С грустным презрением, благородным движением руки он отстранил графиню от себя:
– Нет, ваше сиятельство, нет, я не возьму эти купюры. Их я возьму только вместе с другими. Я цельный человек, мне нужно все целиком. Когда вы сможете передать мне всю сумму?
– Сколько времени вы мне дадите? Неделю? – спросила графиня, все еще надеясь собрать деньги у знакомых.
– Графиня де Сен-При, неужели церковь ошиблась? Неделя? Я скажу вам только два слова: папа ожидает! – Он воздел руки к небу. – Что же это! Вы удостоены чрезвычайной чести, в ваших руках его спасение, а вы медлите! Страшитесь, графиня, страшитесь, как бы Господь наш в день вашего спасения не заставил несостоятельную душу вашу так же медлить и томиться у райских врат!
Он стал грозен и страшен, потом вдруг поднес к губам крестик на четках и забылся в краткой молитве.
– Но мне же нужно время написать в Париж? – в отчаянье простонала графиня.
– Пошлите телеграмму! Пусть ваш банкир перечислит шестьдесят тысяч в парижское отделение «Земельного кредита», а они телеграфом дадут своему отделению в По распоряжение выплатить вам означенную сумму. Пустяковое дело.
– У меня есть деньги на счету в По, – решилась она.
– В банке?
– Как раз в «Земельном кредите».
Тут аббат совершенно возмутился:
– О! Ваше сиятельство, что же вы так долго крутили, пока не сказали это мне? Так-то вы показываете ваше усердие? Что вы скажете, если теперь я вовсе откажусь от вашего содействия?
Он заходил по комнате, заложив руки за спину, словно заранее настроенный против всего, что может услышать:
– Это более, нежели теплохладность, – он пощелкал языком, показывая свое отвращение, – это почти служение двум господам…
– Господин аббат, умоляю вас…
Еще с минуту аббат ходил все так же насупленно и непреклонно. Наконец сказал:
– Вы, я знаю, знакомы с аббатом Буденом; сегодня я с ним как раз обедаю… – он вынул из кармана часы, – и уже опаздываю. Выпишите чек на его имя; он получит за меня эти шестьдесят тысяч и тут же мне передаст. Когда увидите его, скажите просто, что это вклад на поминальную часовню; он человек не болтливый, знает жизнь и допытываться ни до чего не станет. Ну! Чего вы еще ждете?

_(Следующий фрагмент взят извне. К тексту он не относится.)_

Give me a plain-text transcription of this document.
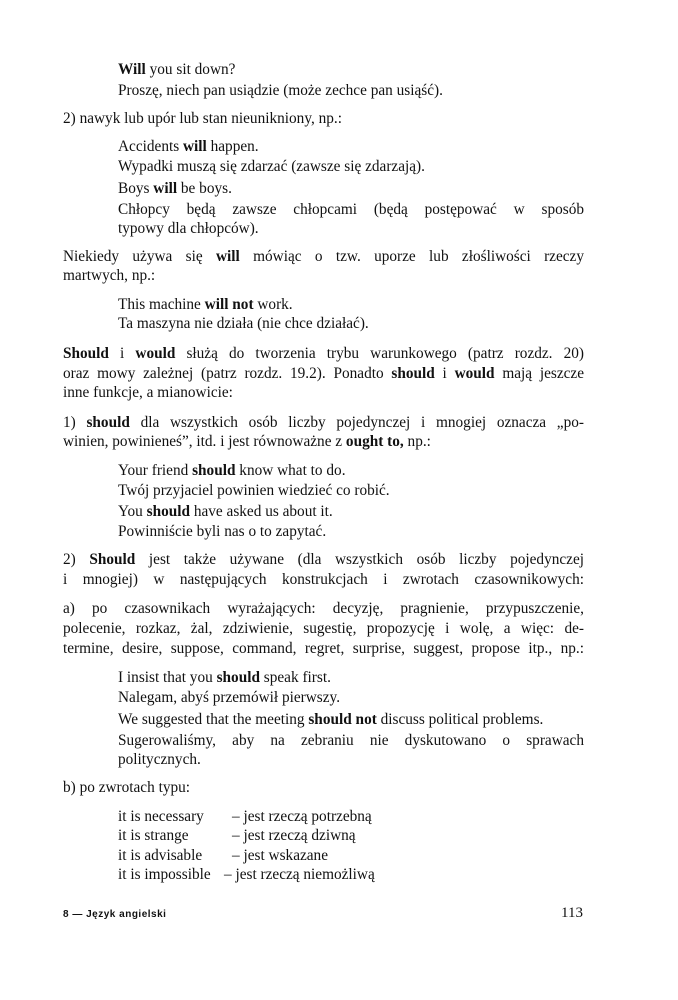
Will you sit down?
Proszę, niech pan usiądzie (może zechce pan usiąść).
2) nawyk lub upór lub stan nieunikniony, np.:
Accidents will happen.
Wypadki muszą się zdarzać (zawsze się zdarzają).
Boys will be boys.
Chłopcy będą zawsze chłopcami (będą postępować w sposób
typowy dla chłopców).
Niekiedy używa się will mówiąc o tzw. uporze lub złośliwości rzeczy
martwych, np.:
This machine will not work.
Ta maszyna nie działa (nie chce działać).
Should i would służą do tworzenia trybu warunkowego (patrz rozdz. 20)
oraz mowy zależnej (patrz rozdz. 19.2). Ponadto should i would mają jeszcze
inne funkcje, a mianowicie:
1) should dla wszystkich osób liczby pojedynczej i mnogiej oznacza „po-
winien, powinieneś”, itd. i jest równoważne z ought to, np.:
Your friend should know what to do.
Twój przyjaciel powinien wiedzieć co robić.
You should have asked us about it.
Powinniście byli nas o to zapytać.
2) Should jest także używane (dla wszystkich osób liczby pojedynczej
i mnogiej) w następujących konstrukcjach i zwrotach czasownikowych:
a) po czasownikach wyrażających: decyzję, pragnienie, przypuszczenie,
polecenie, rozkaz, żal, zdziwienie, sugestię, propozycję i wolę, a więc: de-
termine, desire, suppose, command, regret, surprise, suggest, propose itp., np.:
I insist that you should speak first.
Nalegam, abyś przemówił pierwszy.
We suggested that the meeting should not discuss political problems.
Sugerowaliśmy, aby na zebraniu nie dyskutowano o sprawach
politycznych.
b) po zwrotach typu:
it is necessary – jest rzeczą potrzebną
it is strange	– jest rzeczą dziwną
it is advisable – jest wskazane
it is impossible – jest rzeczą niemożliwą
8 — Język angielski	113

Графиня, в забытьи лежавшая на канапе, встала, подошла к маленькому секретеру, открыла его, достала оливковый блокнот и продолговатыми буквами исписала одну из его страниц.

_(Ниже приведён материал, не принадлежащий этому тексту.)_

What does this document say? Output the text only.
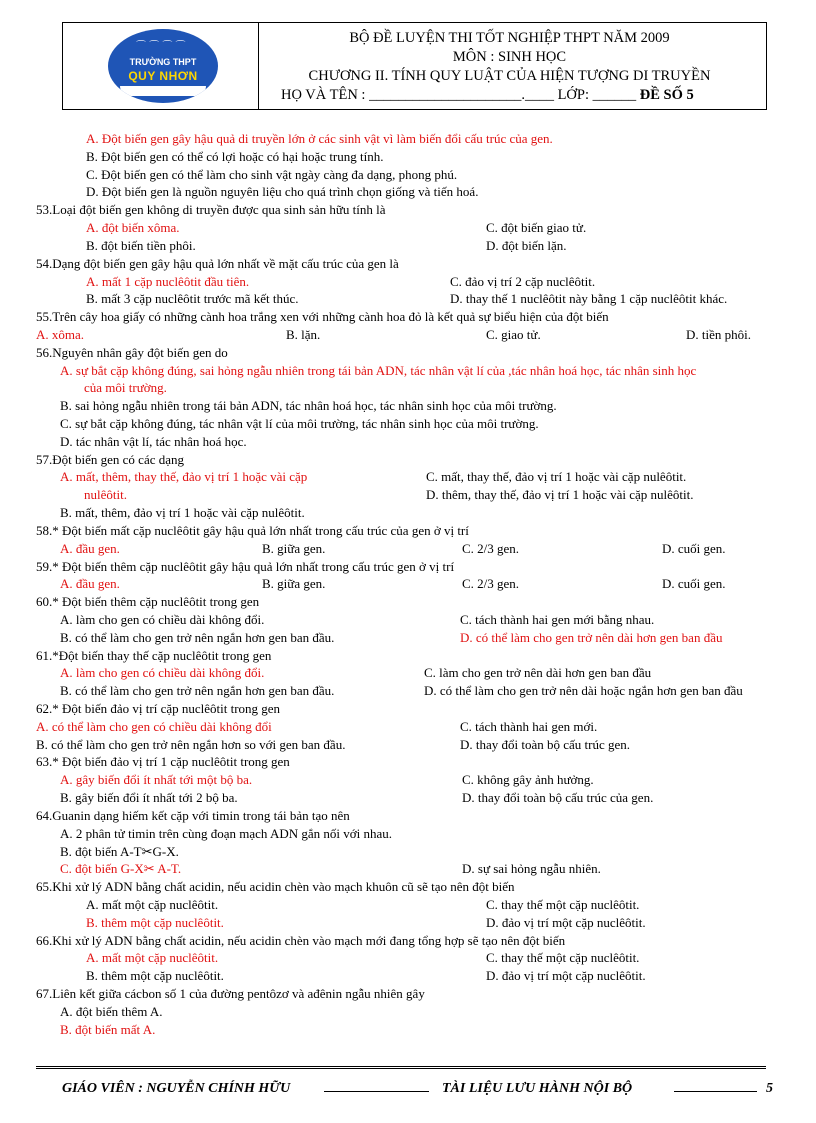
⌒ ⌒ ⌒ ⌒
TRƯỜNG THPT
QUY NHƠN
BỘ ĐỀ LUYỆN THI TỐT NGHIỆP THPT NĂM 2009
MÔN : SINH HỌC
CHƯƠNG II. TÍNH QUY LUẬT CỦA HIỆN TƯỢNG DI TRUYỀN
HỌ VÀ TÊN : _____________________.____ LỚP: ______ ĐỀ SỐ 5
A. Đột biến gen gây hậu quả di truyền lớn ở các sinh vật vì làm biến đổi cấu trúc của gen.
B. Đột biến gen có thể có lợi hoặc có hại hoặc trung tính.
C. Đột biến gen có thể làm cho sinh vật ngày càng đa dạng, phong phú.
D. Đột biến gen là nguồn nguyên liệu cho quá trình chọn giống và tiến hoá.
53.Loại đột biến gen không di truyền được qua sinh sản hữu tính là
A. đột biến xôma.	C. đột biến giao tử.
B. đột biến tiền phôi.	D. đột biến lặn.
54.Dạng đột biến gen gây hậu quả lớn nhất về mặt cấu trúc của gen là
A. mất 1 cặp nuclêôtit đầu tiên.	C. đảo vị trí 2 cặp nuclêôtit.
B. mất 3 cặp nuclêôtit trước mã kết thúc.	D. thay thế 1 nuclêôtit này bằng 1 cặp nuclêôtit khác.
55.Trên cây hoa giấy có những cành hoa trắng xen với những cành hoa đỏ là kết quả sự biểu hiện của đột biến
A. xôma.	B. lặn.	C. giao tử.	D. tiền phôi.
56.Nguyên nhân gây đột biến gen do
A. sự bắt cặp không đúng, sai hỏng ngẫu nhiên trong tái bản ADN, tác nhân vật lí của ,tác nhân hoá học, tác nhân sinh học
của môi trường.
B. sai hỏng ngẫu nhiên trong tái bản ADN, tác nhân hoá học, tác nhân sinh học của môi trường.
C. sự bắt cặp không đúng, tác nhân vật lí của môi trường, tác nhân sinh học của môi trường.
D. tác nhân vật lí, tác nhân hoá học.
57.Đột biến gen có các dạng
A. mất, thêm, thay thế, đảo vị trí 1 hoặc vài cặp	C. mất, thay thế, đảo vị trí 1 hoặc vài cặp nulêôtit.
nulêôtit.	D. thêm, thay thế, đảo vị trí 1 hoặc vài cặp nulêôtit.
B. mất, thêm, đảo vị trí 1 hoặc vài cặp nulêôtit.
58.* Đột biến mất cặp nuclêôtit gây hậu quả lớn nhất trong cấu trúc của gen ở vị trí
A. đầu gen.	B. giữa gen.	C. 2/3 gen.	D. cuối gen.
59.* Đột biến thêm cặp nuclêôtit gây hậu quả lớn nhất trong cấu trúc gen ở vị trí
A. đầu gen.	B. giữa gen.	C. 2/3 gen.	D. cuối gen.
60.* Đột biến thêm cặp nuclêôtit trong gen
A. làm cho gen có chiều dài không đổi.	C. tách thành hai gen mới bằng nhau.
B. có thể làm cho gen trở nên ngắn hơn gen ban đầu.	D. có thể làm cho gen trở nên dài hơn gen ban đầu
61.*Đột biến thay thế cặp nuclêôtit trong gen
A. làm cho gen có chiều dài không đổi.	C. làm cho gen trở nên dài hơn gen ban đầu
B. có thể làm cho gen trở nên ngắn hơn gen ban đầu.	D. có thể làm cho gen trở nên dài hoặc ngắn hơn gen ban đầu
62.* Đột biến đảo vị trí cặp nuclêôtit trong gen
A. có thể làm cho gen có chiều dài không đổi	C. tách thành hai gen mới.
B. có thể làm cho gen trở nên ngắn hơn so với gen ban đầu.	D. thay đổi toàn bộ cấu trúc gen.
63.* Đột biến đảo vị trí 1 cặp nuclêôtit trong gen
A. gây biến đổi ít nhất tới một bộ ba.	C. không gây ảnh hưởng.
B. gây biến đổi ít nhất tới 2 bộ ba.	D. thay đổi toàn bộ cấu trúc của gen.
64.Guanin dạng hiếm kết cặp với timin trong tái bản tạo nên
A. 2 phân tử timin trên cùng đoạn mạch ADN gắn nối với nhau.
B. đột biến A-T✂G-X.
C. đột biến G-X✂ A-T.	D. sự sai hỏng ngẫu nhiên.
65.Khi xử lý ADN bằng chất acidin, nếu acidin chèn vào mạch khuôn cũ sẽ tạo nên đột biến
A. mất một cặp nuclêôtit.	C. thay thế một cặp nuclêôtit.
B. thêm một cặp nuclêôtit.	D. đảo vị trí một cặp nuclêôtit.
66.Khi xử lý ADN bằng chất acidin, nếu acidin chèn vào mạch mới đang tổng hợp sẽ tạo nên đột biến
A. mất một cặp nuclêôtit.	C. thay thế một cặp nuclêôtit.
B. thêm một cặp nuclêôtit.	D. đảo vị trí một cặp nuclêôtit.
67.Liên kết giữa cácbon số 1 của đường pentôzơ và ađênin ngẫu nhiên gây
A. đột biến thêm A.
B. đột biến mất A.
GIÁO VIÊN : NGUYỄN CHÍNH HỮU	TÀI LIỆU LƯU HÀNH NỘI BỘ	5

– Простите меня, ваше сиятельство, что я сейчас был с вами несколько резок, – сказал аббат, смягчившись, принимая протянутый чек. – Ведь сейчас на карте столько стоит!
Он положил чек во внутренний карман.
– Благодарить вас было бы нечестиво, не правда ли? Даже во имя того, в чьих руках я всего лишь недостойное орудие…
Он всхлипнул, спрятав рыдание в галстуке, но тут же опомнился, топнул ногой и торопливо прошептал что-то не по-французски.
– Вы итальянец? – спросила графиня.
– Испанец. Прямота моих чувств выдает меня.
– Но не акцент. Впрочем, вы очень чисто говорите по-французски.
– Вы мне льстите, графиня. Простите, что покидаю вас так поспешно. Благодаря нашей маленькой комбинации я уже вечером смогу быть в Нарбонне, где меня с нетерпением ожидает архиепископ. Прощайте!
Он взял ее за обе руки и, чуть откинувшись, пристально посмотрел ей в глаза:
– Прощайте, графиня де Сен-При, и помните: одно ваше слово может все погубить.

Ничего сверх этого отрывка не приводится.